Sheehan is rightly critical of the legislative framework that governs child protection, with its emphasis on saving the child/family relationship at all costs. With justification she castigates the adversarial attitude of both magistrates and lawyers, and especially their intolerance of the unfamiliarity of social workers with legal procedures.

Sheehan argues that magistrates err in their decision making by dwelling on the factual circumstances giving rise to an application for child protection, rather than on a desirable outcome for the child. Indeed, the magistrates themselves

complain that they receive no feedback on the outcome of their decisions. Each case is treated as a single instance. There is little consistency of decision making.

The intensive investigation into the views of magistrates themselves reveals a degree of cynicism and arrogance that leads one to wonder whether the right people are being chosen for the position. Few of the present incumbents have had experience in child law or child welfare.

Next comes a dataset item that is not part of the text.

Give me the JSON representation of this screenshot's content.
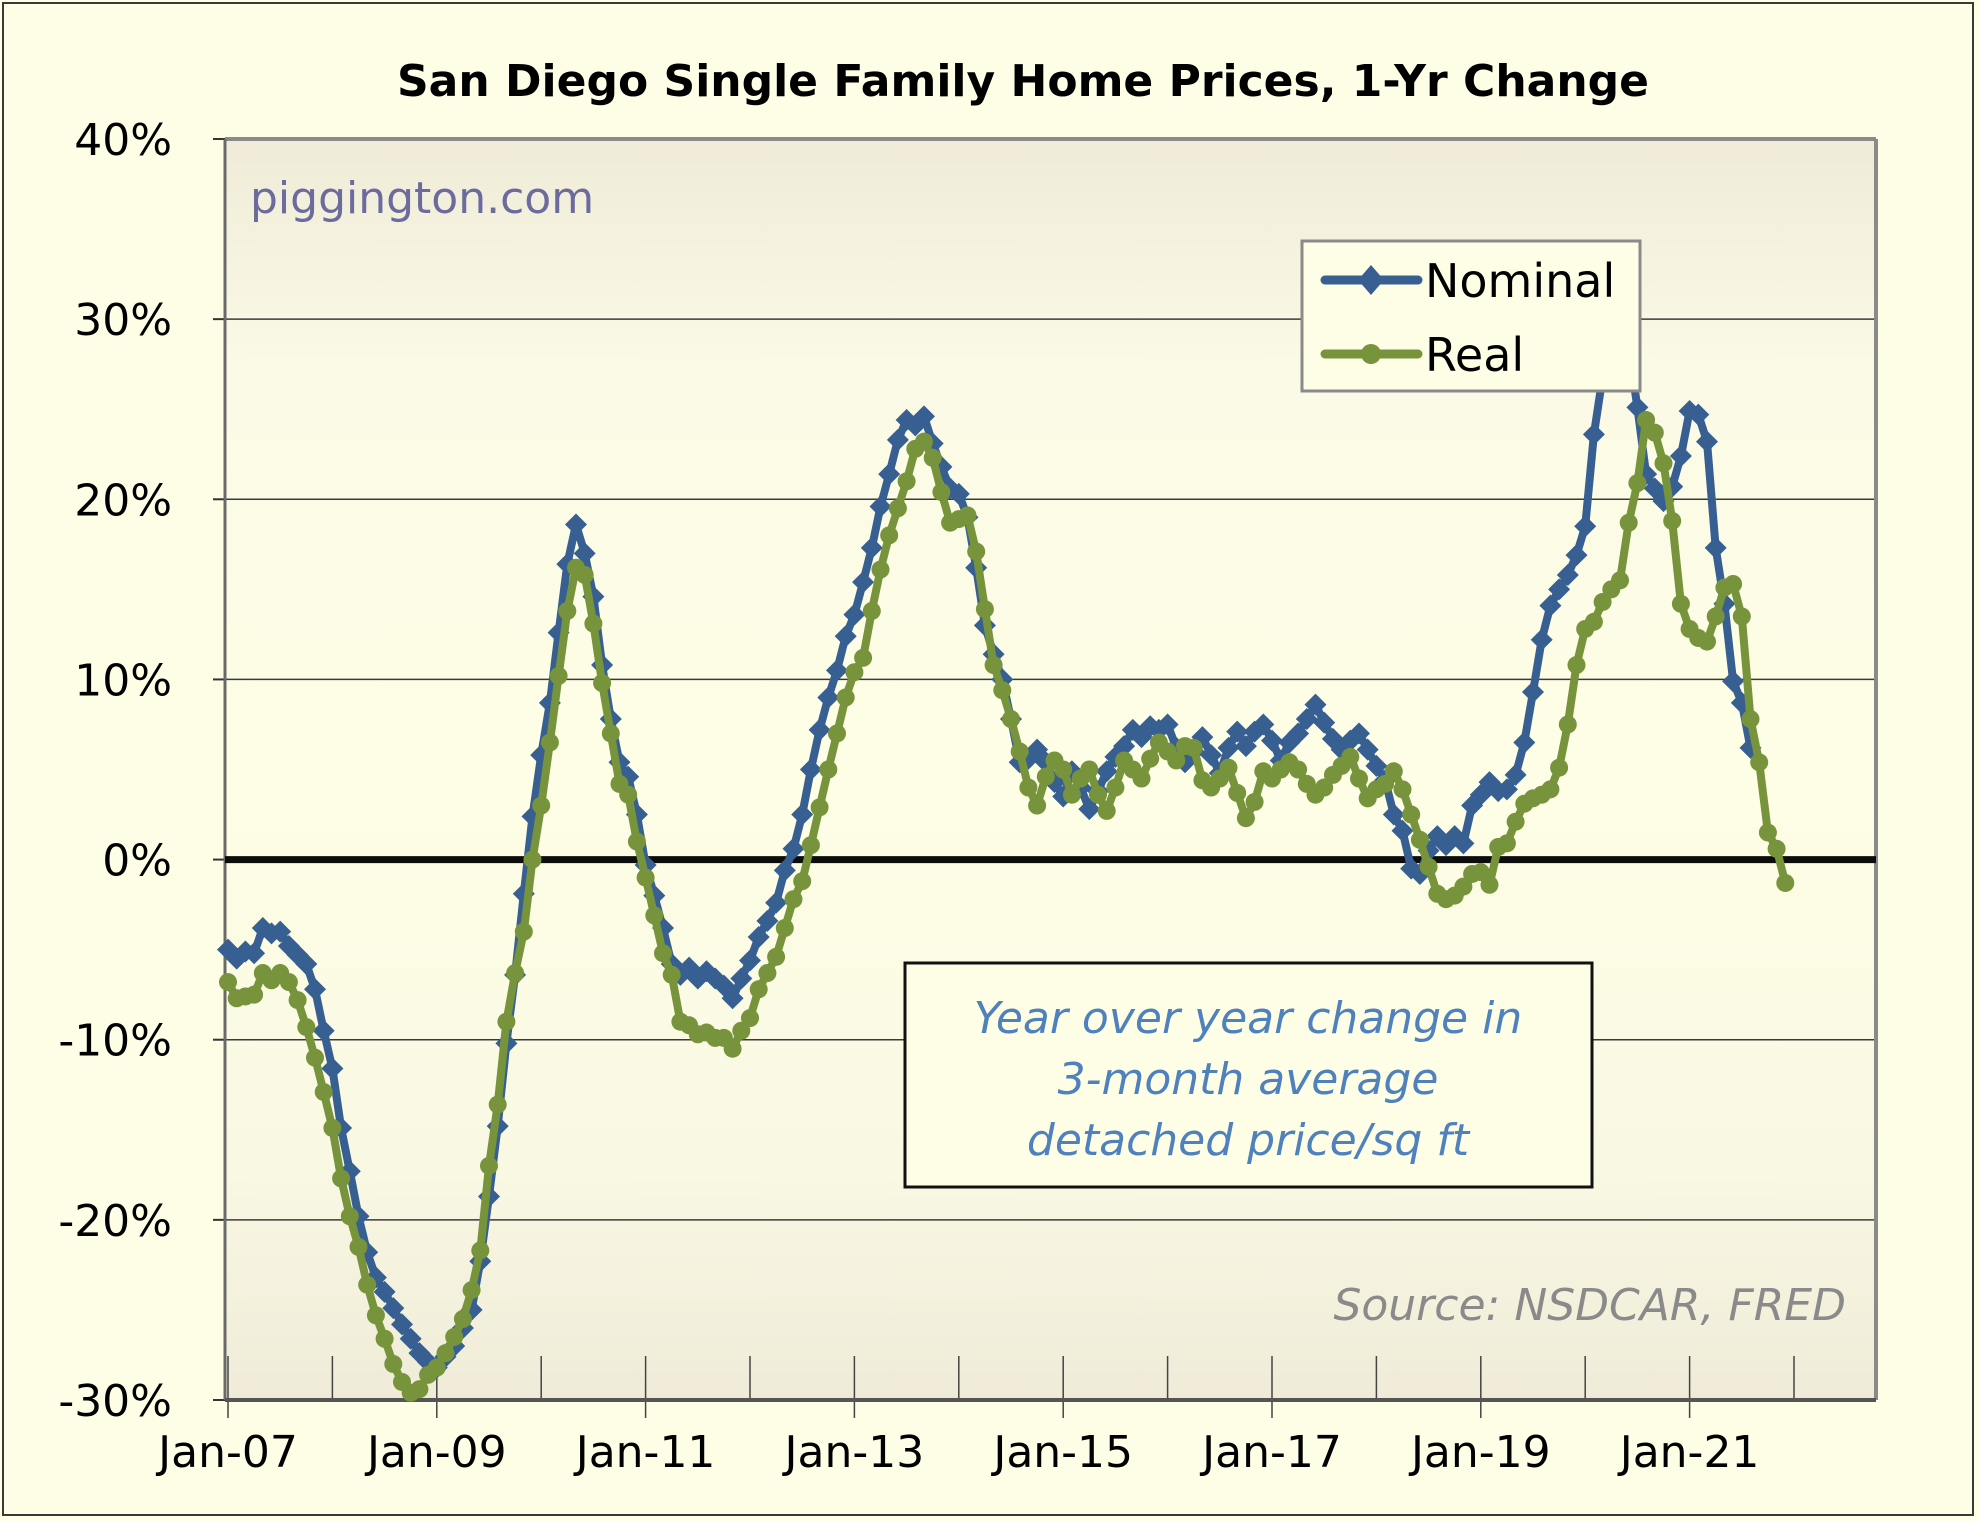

Despite the clear mandate of the legislation that the rules of evidence may be waived, there is a strong tendency for magistrates to berate social workers (and indeed parties themselves) for failure to observe the niceties of the law of evidence. Some magistrates them­ selves concede they are ill-equipped for handling the complexities of child abuse cases - especially those surrounding emotional abuse.

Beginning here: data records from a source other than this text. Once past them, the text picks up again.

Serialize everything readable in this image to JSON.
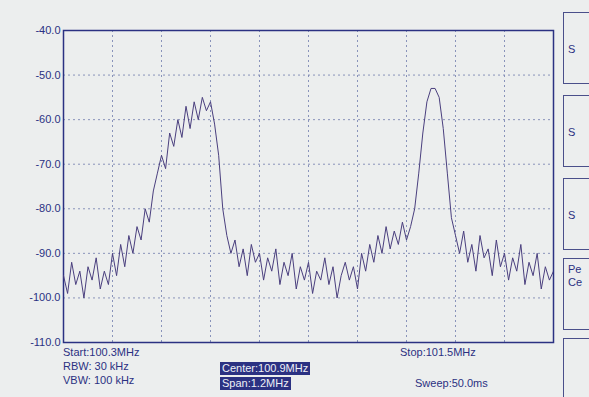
{
  "chart_data": {
    "type": "line",
    "x": [
      100.3,
      100.31,
      100.32,
      100.33,
      100.34,
      100.35,
      100.36,
      100.37,
      100.38,
      100.39,
      100.4,
      100.41,
      100.42,
      100.43,
      100.44,
      100.45,
      100.46,
      100.47,
      100.48,
      100.49,
      100.5,
      100.51,
      100.52,
      100.53,
      100.54,
      100.55,
      100.56,
      100.57,
      100.58,
      100.59,
      100.6,
      100.61,
      100.62,
      100.63,
      100.64,
      100.65,
      100.66,
      100.67,
      100.68,
      100.69,
      100.7,
      100.71,
      100.72,
      100.73,
      100.74,
      100.75,
      100.76,
      100.77,
      100.78,
      100.79,
      100.8,
      100.81,
      100.82,
      100.83,
      100.84,
      100.85,
      100.86,
      100.87,
      100.88,
      100.89,
      100.9,
      100.91,
      100.92,
      100.93,
      100.94,
      100.95,
      100.96,
      100.97,
      100.98,
      100.99,
      101.0,
      101.01,
      101.02,
      101.03,
      101.04,
      101.05,
      101.06,
      101.07,
      101.08,
      101.09,
      101.1,
      101.11,
      101.12,
      101.13,
      101.14,
      101.15,
      101.16,
      101.17,
      101.18,
      101.19,
      101.2,
      101.21,
      101.22,
      101.23,
      101.24,
      101.25,
      101.26,
      101.27,
      101.28,
      101.29,
      101.3,
      101.31,
      101.32,
      101.33,
      101.34,
      101.35,
      101.36,
      101.37,
      101.38,
      101.39,
      101.4,
      101.41,
      101.42,
      101.43,
      101.44,
      101.45,
      101.46,
      101.47,
      101.48,
      101.49,
      101.5
    ],
    "series": [
      {
        "color": "#4a3f7e",
        "values": [
          -95,
          -99,
          -92,
          -97,
          -94,
          -100,
          -93,
          -96,
          -91,
          -98,
          -94,
          -97,
          -90,
          -95,
          -88,
          -93,
          -86,
          -90,
          -84,
          -87,
          -80,
          -83,
          -76,
          -72,
          -68,
          -71,
          -63,
          -66,
          -60,
          -64,
          -57,
          -62,
          -56,
          -60,
          -55,
          -58,
          -56,
          -61,
          -68,
          -80,
          -86,
          -90,
          -87,
          -93,
          -89,
          -95,
          -88,
          -92,
          -90,
          -96,
          -91,
          -94,
          -89,
          -97,
          -92,
          -95,
          -90,
          -98,
          -93,
          -96,
          -92,
          -99,
          -94,
          -96,
          -91,
          -97,
          -93,
          -100,
          -95,
          -92,
          -96,
          -93,
          -98,
          -90,
          -94,
          -88,
          -92,
          -86,
          -90,
          -84,
          -89,
          -85,
          -88,
          -83,
          -87,
          -84,
          -80,
          -72,
          -63,
          -56,
          -53,
          -53,
          -55,
          -62,
          -72,
          -82,
          -86,
          -90,
          -85,
          -92,
          -88,
          -94,
          -86,
          -91,
          -89,
          -95,
          -87,
          -93,
          -90,
          -96,
          -91,
          -94,
          -88,
          -97,
          -92,
          -95,
          -90,
          -98,
          -93,
          -96,
          -94
        ]
      }
    ],
    "xlim": [
      100.3,
      101.5
    ],
    "xticks": [
      100.3,
      100.42,
      100.54,
      100.66,
      100.78,
      100.9,
      101.02,
      101.14,
      101.26,
      101.38,
      101.5
    ],
    "ylim": [
      -110,
      -40
    ],
    "yticks": [
      {
        "value": -110,
        "label": "-110.0"
      },
      {
        "value": -100,
        "label": "-100.0"
      },
      {
        "value": -90,
        "label": "-90.0"
      },
      {
        "value": -80,
        "label": "-80.0"
      },
      {
        "value": -70,
        "label": "-70.0"
      },
      {
        "value": -60,
        "label": "-60.0"
      },
      {
        "value": -50,
        "label": "-50.0"
      },
      {
        "value": -40,
        "label": "-40.0"
      }
    ],
    "grid": true,
    "tick_labels": "y",
    "annotations": [
      "Start:100.3MHz",
      "RBW: 30 kHz",
      "VBW: 100 kHz",
      "Center:100.9MHz",
      "Span:1.2MHz",
      "Stop:101.5MHz",
      "Sweep:50.0ms"
    ],
    "softkeys": [
      [
        "S"
      ],
      [
        "S"
      ],
      [
        "S"
      ],
      [
        "Pe",
        "Ce"
      ]
    ]
  }
}
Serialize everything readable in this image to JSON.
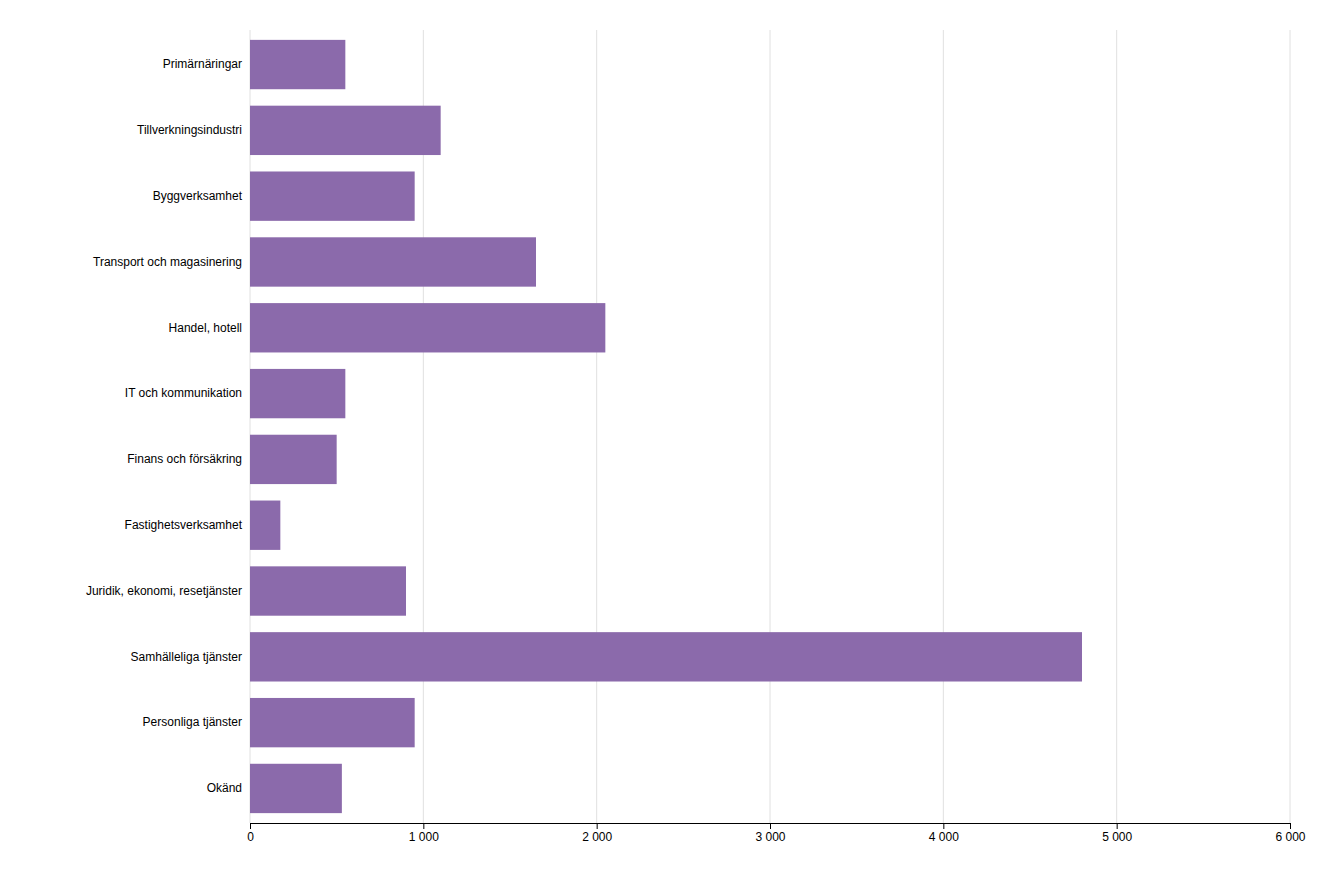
{
  "chart_data": {
    "type": "bar",
    "orientation": "horizontal",
    "categories": [
      "Okänd",
      "Personliga tjänster",
      "Samhälleliga tjänster",
      "Juridik, ekonomi, resetjänster",
      "Fastighetsverksamhet",
      "Finans och försäkring",
      "IT och kommunikation",
      "Handel, hotell",
      "Transport och magasinering",
      "Byggverksamhet",
      "Tillverkningsindustri",
      "Primärnäringar"
    ],
    "values": [
      530,
      950,
      4800,
      900,
      175,
      500,
      550,
      2050,
      1650,
      950,
      1100,
      550
    ],
    "color": "#8b6aab",
    "xlim": [
      0,
      6000
    ],
    "xticks": [
      0,
      {
        "value": 1000,
        "label": "1 000"
      },
      {
        "value": 2000,
        "label": "2 000"
      },
      {
        "value": 3000,
        "label": "3 000"
      },
      {
        "value": 4000,
        "label": "4 000"
      },
      {
        "value": 5000,
        "label": "5 000"
      },
      {
        "value": 6000,
        "label": "6 000"
      }
    ],
    "grid": true
  }
}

This is a scholarly, and extremely well-written critique of the Family Division of the Children's Court. It is a chilling indictment of the law, the procedures and attitudes that inform this Court. The excellent comparative study and the recommendations for reform Rosemary Sheehan makes deserve the most serious consideration. Her analysis (which my own limited experience of this Court confirms) suggests that the system itself constitutes a form of abuse of children. Certainly, the Court in no way harmonises with the philosophy of the United Nations Convention on the Rights of the Child.

J. Neville Turner

J. Neville Turner is a Melbourne lawyer.